As you ride north up and down and up and down the brilliantly green mountains, the ocean stretches out wonderfully to your right. The sun cooks your skin, but there’s a cool wind billowing around the mountain and you feel fine. You’re getting a little concerned about running out of petrol, so at the top of every mountain you turn off the engine and allow yourself to glide down at the speed of gravity.

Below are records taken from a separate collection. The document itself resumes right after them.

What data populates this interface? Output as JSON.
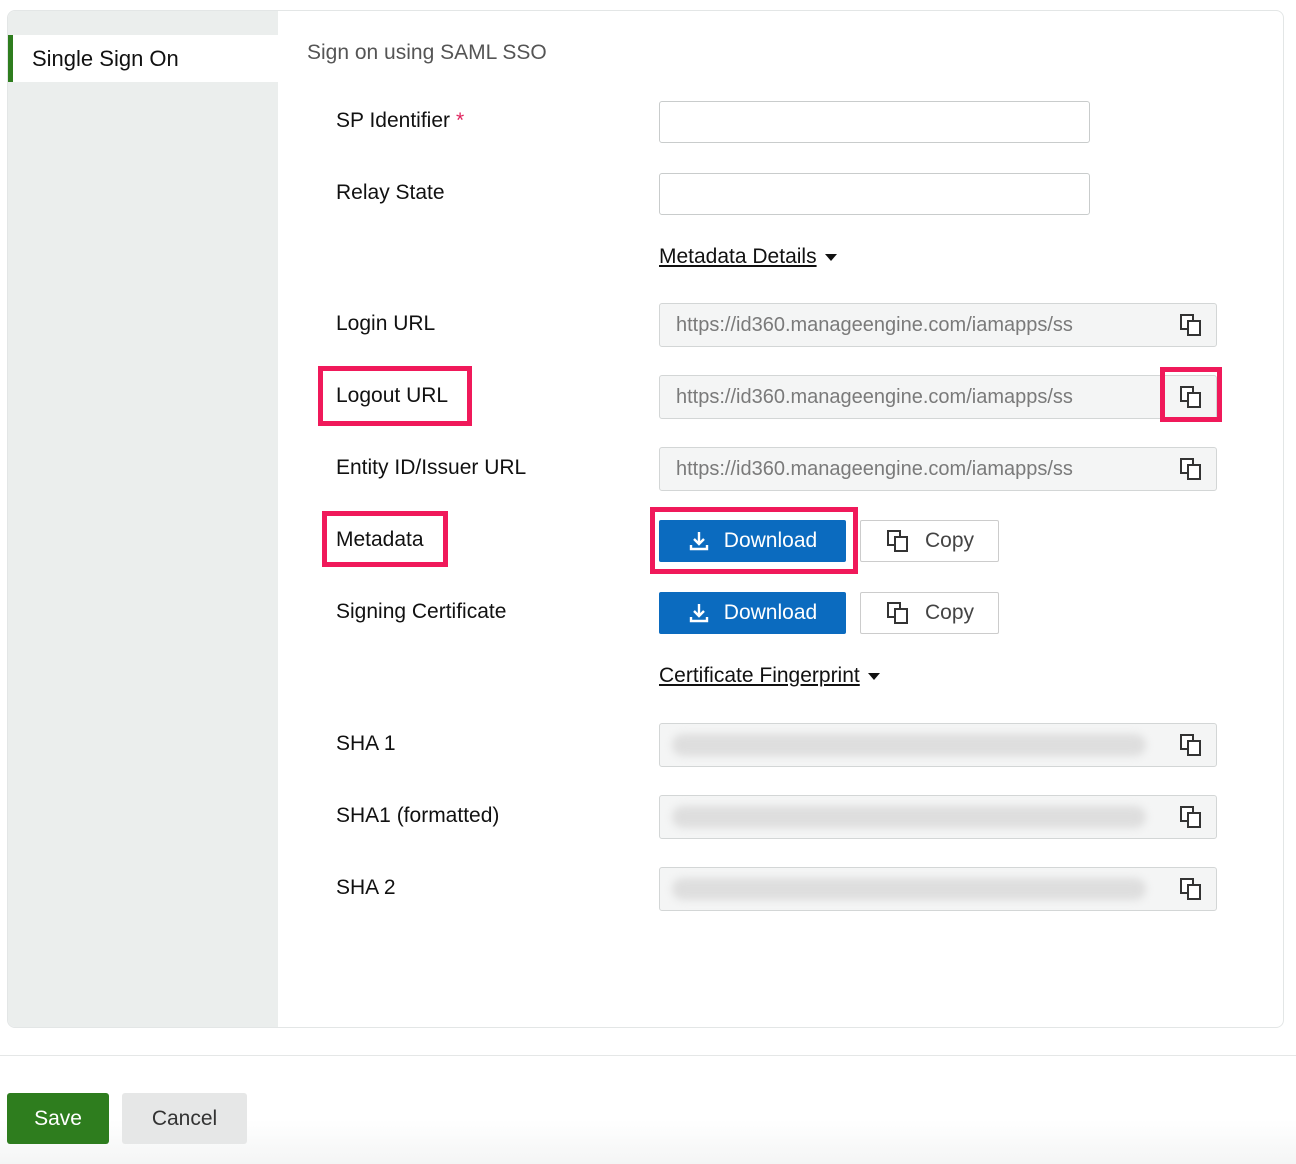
{
  "sidebar": {
    "items": [
      {
        "label": "Single Sign On",
        "active": true
      }
    ]
  },
  "form": {
    "section_title": "Sign on using SAML SSO",
    "sp_identifier": {
      "label": "SP Identifier",
      "required_mark": "*",
      "value": ""
    },
    "relay_state": {
      "label": "Relay State",
      "value": ""
    },
    "metadata_details_toggle": "Metadata Details",
    "login_url": {
      "label": "Login URL",
      "value": "https://id360.manageengine.com/iamapps/ss"
    },
    "logout_url": {
      "label": "Logout URL",
      "value": "https://id360.manageengine.com/iamapps/ss"
    },
    "entity_id": {
      "label": "Entity ID/Issuer URL",
      "value": "https://id360.manageengine.com/iamapps/ss"
    },
    "metadata": {
      "label": "Metadata",
      "download_label": "Download",
      "copy_label": "Copy"
    },
    "signing_certificate": {
      "label": "Signing Certificate",
      "download_label": "Download",
      "copy_label": "Copy"
    },
    "certificate_fingerprint_toggle": "Certificate Fingerprint",
    "sha1": {
      "label": "SHA 1"
    },
    "sha1_formatted": {
      "label": "SHA1 (formatted)"
    },
    "sha2": {
      "label": "SHA 2"
    }
  },
  "footer": {
    "save_label": "Save",
    "cancel_label": "Cancel"
  },
  "colors": {
    "accent_green": "#2e7d1e",
    "primary_blue": "#0b6bbf",
    "highlight_pink": "#f0195a",
    "required_red": "#e0245e"
  },
  "icons": {
    "copy": "copy-icon",
    "download": "download-icon",
    "caret": "caret-down-icon"
  }
}
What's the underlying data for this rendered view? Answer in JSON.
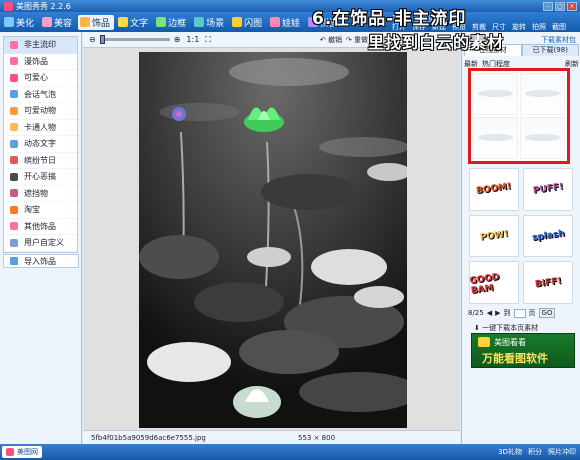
{
  "window": {
    "title": "美图秀秀 2.2.6"
  },
  "menu_tabs": [
    {
      "label": "美化",
      "color": "#7ec9ff"
    },
    {
      "label": "美容",
      "color": "#ff9ec4"
    },
    {
      "label": "饰品",
      "color": "#ffb347"
    },
    {
      "label": "文字",
      "color": "#ffd84d"
    },
    {
      "label": "边框",
      "color": "#7fe07f"
    },
    {
      "label": "场景",
      "color": "#5ec8c8"
    },
    {
      "label": "闪图",
      "color": "#ffcd3c"
    },
    {
      "label": "娃娃",
      "color": "#ff8ab4"
    },
    {
      "label": "拼图",
      "color": "#b58cff"
    }
  ],
  "active_tab": "饰品",
  "header_right_menu": [
    "菜单",
    "提意见"
  ],
  "header_tools": [
    "打开",
    "保存",
    "新建",
    "预览",
    "剪裁",
    "尺寸",
    "旋转",
    "拍照",
    "截图"
  ],
  "annotations": {
    "line1": "6.在饰品-非主流印",
    "line2": "里找到白云的素材"
  },
  "left_panel": {
    "categories": [
      {
        "label": "非主流印",
        "color": "#ff6fa0"
      },
      {
        "label": "漫饰品",
        "color": "#ff6fa0"
      },
      {
        "label": "可爱心",
        "color": "#ff4f7e"
      },
      {
        "label": "会话气泡",
        "color": "#5aa0e0"
      },
      {
        "label": "可爱动物",
        "color": "#ff9a3c"
      },
      {
        "label": "卡通人物",
        "color": "#ffbb55"
      },
      {
        "label": "动态文字",
        "color": "#5aa0e0"
      },
      {
        "label": "缤纷节日",
        "color": "#e05a5a"
      },
      {
        "label": "开心恶搞",
        "color": "#4a4a4a"
      },
      {
        "label": "遮挡物",
        "color": "#c85a8a"
      },
      {
        "label": "淘宝",
        "color": "#ff7a1c"
      },
      {
        "label": "其他饰品",
        "color": "#ff6fa0"
      },
      {
        "label": "用户自定义",
        "color": "#7aa0d0"
      }
    ],
    "import_label": "导入饰品"
  },
  "toolbar": {
    "zoom_ratio": "1:1",
    "undo_label": "撤销",
    "redo_label": "重做"
  },
  "canvas": {
    "filename": "5fb4f01b5a9059d6ac6e7555.jpg",
    "dimensions": "553 × 800"
  },
  "right_panel": {
    "tabs": [
      "在线素材",
      "已下载(98)"
    ],
    "download_link": "下载素材包",
    "filter_labels": [
      "最新",
      "热门程度"
    ],
    "refresh_label": "刷新",
    "stickers": [
      "BOOM!",
      "PUFF!",
      "POW!",
      "splash",
      "GOOD BAM",
      "BIFF!"
    ],
    "pager": {
      "current": "8/25",
      "to_label": "到",
      "page_label": "页",
      "go_label": "GO"
    },
    "download_all_label": "一键下载本页素材",
    "ad": {
      "line1": "美图看看",
      "line2": "万能看图软件"
    }
  },
  "taskbar": {
    "start_label": "美图网",
    "tray": [
      "3D礼物",
      "积分",
      "照片冲印"
    ]
  }
}
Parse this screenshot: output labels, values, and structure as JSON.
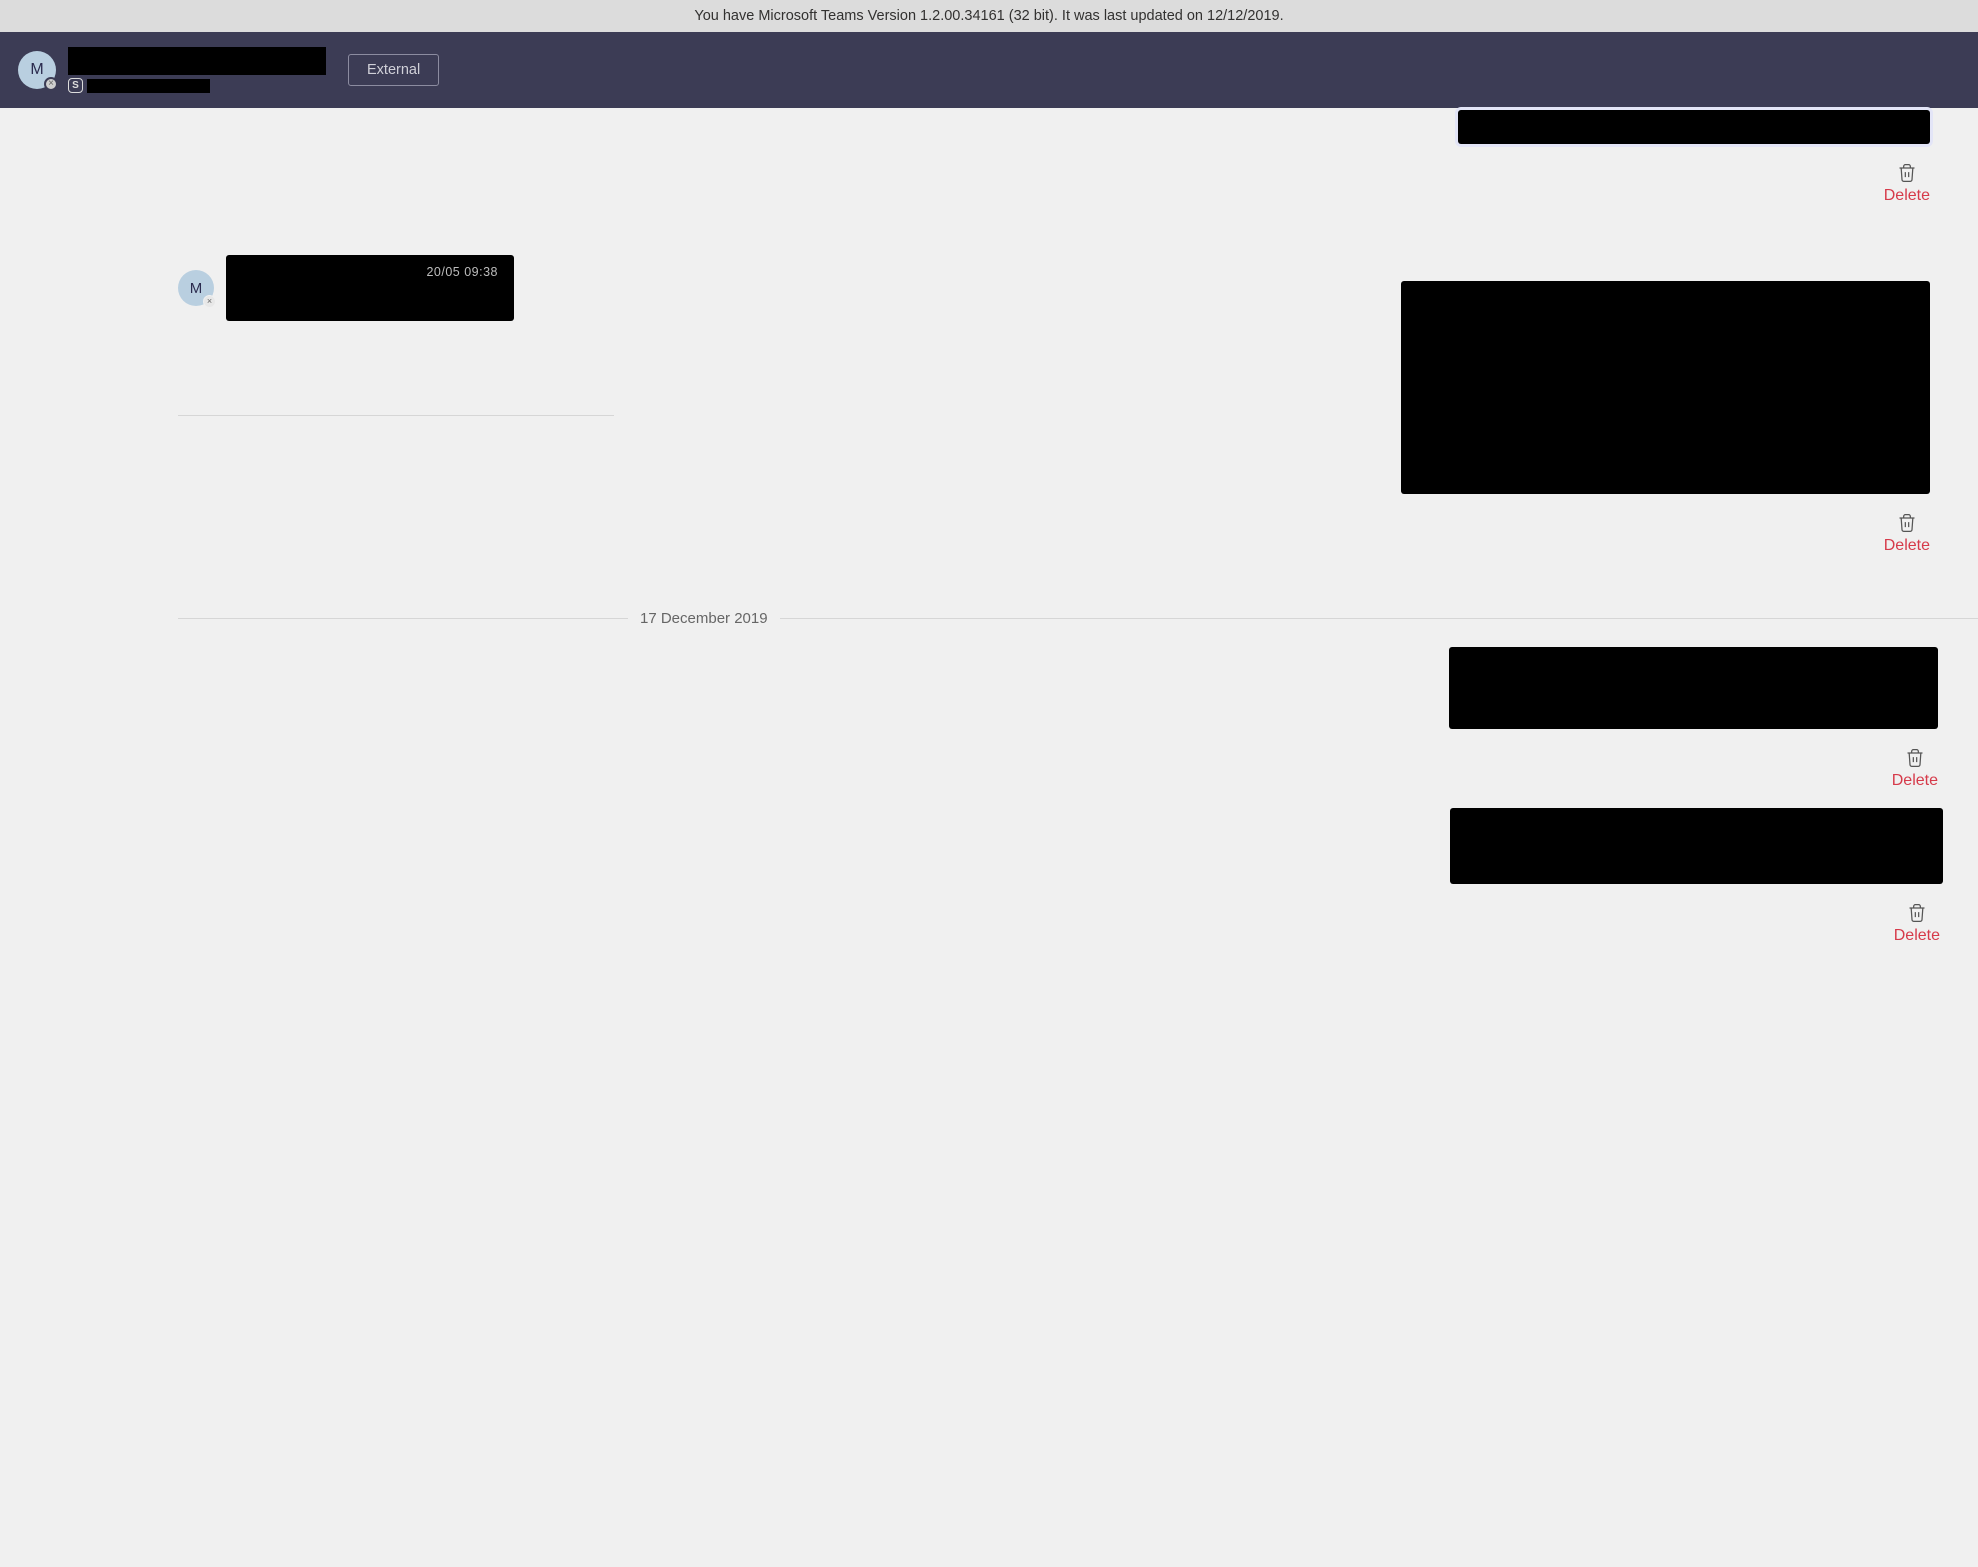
{
  "update_bar": {
    "text": "You have Microsoft Teams Version 1.2.00.34161 (32 bit). It was last updated on 12/12/2019."
  },
  "header": {
    "avatar_initial": "M",
    "external_label": "External"
  },
  "chat": {
    "messages": {
      "left1_time": "20/05 09:38"
    },
    "delete_label": "Delete",
    "date_divider": "17 December 2019",
    "avatar_initial_small": "M"
  }
}
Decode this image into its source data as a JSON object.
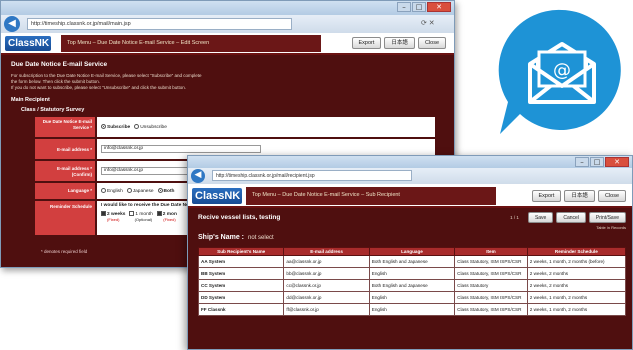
{
  "back_window": {
    "url": "http://timeship.classnk.or.jp/mail/main.jsp",
    "logo": "ClassNK",
    "nav": "Top Menu  –  Due Date Notice E-mail Service  –  Edit Screen",
    "buttons": [
      "Export",
      "日本語",
      "Close"
    ],
    "title": "Due Date Notice E-mail Service",
    "description": [
      "For subscription to the Due Date Notice E-mail Service, please select \"Subscribe\" and complete",
      "the form below. Then click the submit button.",
      "If you do not want to subscribe, please select \"Unsubscribe\" and click the submit button."
    ],
    "section": "Main Recipient",
    "subsection": "Class / Statutory Survey",
    "form": {
      "service_label": "Due Date Notice E-mail Service *",
      "subscribe": "Subscribe",
      "unsubscribe": "Unsubscribe",
      "email_label": "E-mail address *",
      "email_value": "info@classnk.or.jp",
      "email_confirm_label": "E-mail address * (Confirm)",
      "email_confirm_value": "info@classnk.or.jp",
      "language_label": "Language *",
      "lang_english": "English",
      "lang_japanese": "Japanese",
      "lang_both": "Both",
      "schedule_label": "Reminder Schedule",
      "schedule_text": "I would like to receive the Due Date Notice E-mail for \"Class / Statutory Survey\" becoming due in:",
      "opt_2weeks": "2 weeks",
      "opt_2weeks_sub": "(Fixed)",
      "opt_1month": "1 month",
      "opt_1month_sub": "(Optional)",
      "opt_2months": "2 mon",
      "opt_2months_sub": "(Fixed)"
    },
    "required_note": "* denotes required field"
  },
  "front_window": {
    "url": "http://timeship.classnk.or.jp/mail/recipient.jsp",
    "logo": "ClassNK",
    "nav": "Top Menu  –  Due Date Notice E-mail Service  –  Sub Recipient",
    "buttons": [
      "Export",
      "日本語",
      "Close"
    ],
    "title": "Recive vessel lists, testing",
    "paging": "1 / 1",
    "ctrl_buttons": [
      "Save",
      "Cancel",
      "Print/Save"
    ],
    "link": "Table in Records",
    "ship_label": "Ship's Name :",
    "ship_value": "not select",
    "columns": [
      "Sub Recipient's Name",
      "E-mail address",
      "Language",
      "Item",
      "Reminder Schedule"
    ],
    "rows": [
      [
        "AA System",
        "aa@classnk.or.jp",
        "Both English and Japanese",
        "Class Statutory, ISM ISPS/CSR",
        "2 weeks, 1 month, 2 months (before)"
      ],
      [
        "BB System",
        "bb@classnk.or.jp",
        "English",
        "Class Statutory, ISM ISPS/CSR",
        "2 weeks, 2 months"
      ],
      [
        "CC System",
        "cc@classnk.or.jp",
        "Both English and Japanese",
        "Class Statutory",
        "2 weeks, 2 months"
      ],
      [
        "DD System",
        "dd@classnk.or.jp",
        "English",
        "Class Statutory, ISM ISPS/CSR",
        "2 weeks, 1 month, 2 months"
      ],
      [
        "FF Classnk",
        "ff@classnk.or.jp",
        "English",
        "Class Statutory, ISM ISPS/CSR",
        "2 weeks, 1 month, 2 months"
      ]
    ]
  },
  "colors": {
    "brand": "#164a93",
    "page_bg": "#4f0f0f",
    "header_red": "#a82b2b",
    "bubble": "#1e93d6"
  },
  "icons": {
    "mail": "envelope-at-icon",
    "back": "back-arrow-icon"
  }
}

On these winding roads, you have to be careful not to drive off the edge or to get hit by the trucks that cross into your lane at every tight turn. You can only hear the whir of the wheels turning and the melodic slap of rubber kissing pavement. It’s perfect, and over and over and over again you tell yourself, you plead to yourself, “Please. Please. Please. Remember this moment. Remember the heights of the climbs and the depths of the valleys. Remember the cool wind and the hot sun. Remember today’s beauty and remember the heartache of its wonder because it will be the cause of your tears one day. When you are older and wiser and weaker and unable to experience the plums of life like before, you will remember this day and weep for the days of significance that have long since passed to the wayside.”
I stood at the top of the mountain and gazed out into the blue expanse, and felt the power of youth and adventure pumping through my veins. I was strong and intelligent and free and, and, and, I sank to my knees as a wave of sadness crashed down upon my body. The thoughts flittered in like morning light through hastily drawn drapes and the tears dripped cruelly into my outstretched hands. “I will never be here again,” I thought to myself, “As time passes, my memories will fade, and nothing will remain of my happiness in this place.”
I stayed upon the crest of the mountain for a few more minutes before gathering my belongings and clamoring back aboard my bike. I had wasted enough time crying over hypothetical depressions. If I am doomed to eventually forget my experience, then at least I want to enjoy it the first time around. I pushed off and let the bike pick up speed slowly. I could see the road up ahead descending precipitously; I wasn’t in a Rush to get to the finish.